Member of the Rhode Island Senate from the 15th district
- In office January 4, 2011 – January 5, 2021
- Preceded by: John F. McBurney III
- Succeeded by: Meghan Kallman

Personal details
- Born: August 9, 1962 (age 63)
- Party: Democratic
- Education: Brown University (BA) Suffolk University (JD)
- Website: Official website

= Donna Nesselbush =

American politician

Donna M. Nesselbush (born August 9, 1962) is an American lawyer, judge and politician from Pawtucket, Rhode Island. A Democrat, she served in the Rhode Island Senate, representing the 15th district. She took office on January 4, 2011 and did not seek re-election in 2020.

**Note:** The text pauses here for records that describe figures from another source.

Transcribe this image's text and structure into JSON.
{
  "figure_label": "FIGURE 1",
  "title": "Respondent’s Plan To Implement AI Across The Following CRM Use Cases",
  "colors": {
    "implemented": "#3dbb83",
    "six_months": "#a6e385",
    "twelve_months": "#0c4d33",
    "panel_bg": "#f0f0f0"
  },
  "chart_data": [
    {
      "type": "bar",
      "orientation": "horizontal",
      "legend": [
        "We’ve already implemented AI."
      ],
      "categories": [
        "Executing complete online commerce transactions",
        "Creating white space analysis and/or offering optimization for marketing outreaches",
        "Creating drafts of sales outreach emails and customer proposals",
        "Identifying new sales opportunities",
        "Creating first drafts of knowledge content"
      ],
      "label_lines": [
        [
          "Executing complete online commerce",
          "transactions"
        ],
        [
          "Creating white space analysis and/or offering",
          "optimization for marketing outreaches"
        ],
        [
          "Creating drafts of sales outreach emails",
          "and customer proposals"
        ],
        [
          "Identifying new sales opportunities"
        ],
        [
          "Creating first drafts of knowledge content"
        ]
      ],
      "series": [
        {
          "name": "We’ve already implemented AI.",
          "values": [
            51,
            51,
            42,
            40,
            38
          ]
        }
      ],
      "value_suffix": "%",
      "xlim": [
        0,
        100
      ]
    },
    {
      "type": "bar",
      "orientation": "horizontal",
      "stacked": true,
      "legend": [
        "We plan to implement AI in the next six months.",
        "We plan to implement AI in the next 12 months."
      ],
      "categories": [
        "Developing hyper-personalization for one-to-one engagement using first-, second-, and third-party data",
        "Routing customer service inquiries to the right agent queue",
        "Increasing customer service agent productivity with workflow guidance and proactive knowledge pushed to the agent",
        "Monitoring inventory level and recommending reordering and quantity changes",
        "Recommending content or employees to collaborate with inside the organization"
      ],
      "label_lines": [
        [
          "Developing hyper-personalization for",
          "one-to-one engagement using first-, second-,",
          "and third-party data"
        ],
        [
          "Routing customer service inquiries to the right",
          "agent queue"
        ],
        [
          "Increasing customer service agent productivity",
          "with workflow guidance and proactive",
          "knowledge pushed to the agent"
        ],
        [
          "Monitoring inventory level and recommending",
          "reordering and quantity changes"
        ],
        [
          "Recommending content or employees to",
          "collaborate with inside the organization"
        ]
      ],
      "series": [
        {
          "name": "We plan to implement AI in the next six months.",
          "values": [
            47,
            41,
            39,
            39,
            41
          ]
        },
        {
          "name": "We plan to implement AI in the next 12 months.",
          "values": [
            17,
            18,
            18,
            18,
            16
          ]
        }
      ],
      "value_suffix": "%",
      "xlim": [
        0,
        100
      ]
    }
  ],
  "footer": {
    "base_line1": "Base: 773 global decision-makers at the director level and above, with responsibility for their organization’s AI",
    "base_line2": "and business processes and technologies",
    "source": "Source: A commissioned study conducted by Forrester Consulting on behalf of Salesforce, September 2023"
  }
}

A graduate of Brown University (class of 1984), Nesselbush worked as executive director of the Rhode Island Coalition Against Domestic Violence from 1984 to 1991. She attended Suffolk University School of Law, earning a Juris Doctor in 1991. In 2012, Nesselbush completed Harvard University's John F. Kennedy School of Government program for Senior Executives in State and Local Government as a David Bohnett LGBTQ Victory Institute Leadership Fellow. A founding partner of the law firm of Marasco & Nesselbush, she has been an active member of the Rhode Island Bar Association, chairing its social security committee. She was appointed an associate municipal court judge in Pawtucket in 2004 and has served since.

In 2010, she declared her candidacy for the 15th district seat in the Rhode Island Senate. Incumbent John F. McBurney III, a fellow Democrat and fellow judge of the Pawtucket municipal court, subsequently announced that he would not be seeking a nineteenth term in office. Nesselbush won both the primary and general elections unopposed.

Nesselbush is openly gay. Nesselbush did not seek re-election in 2020.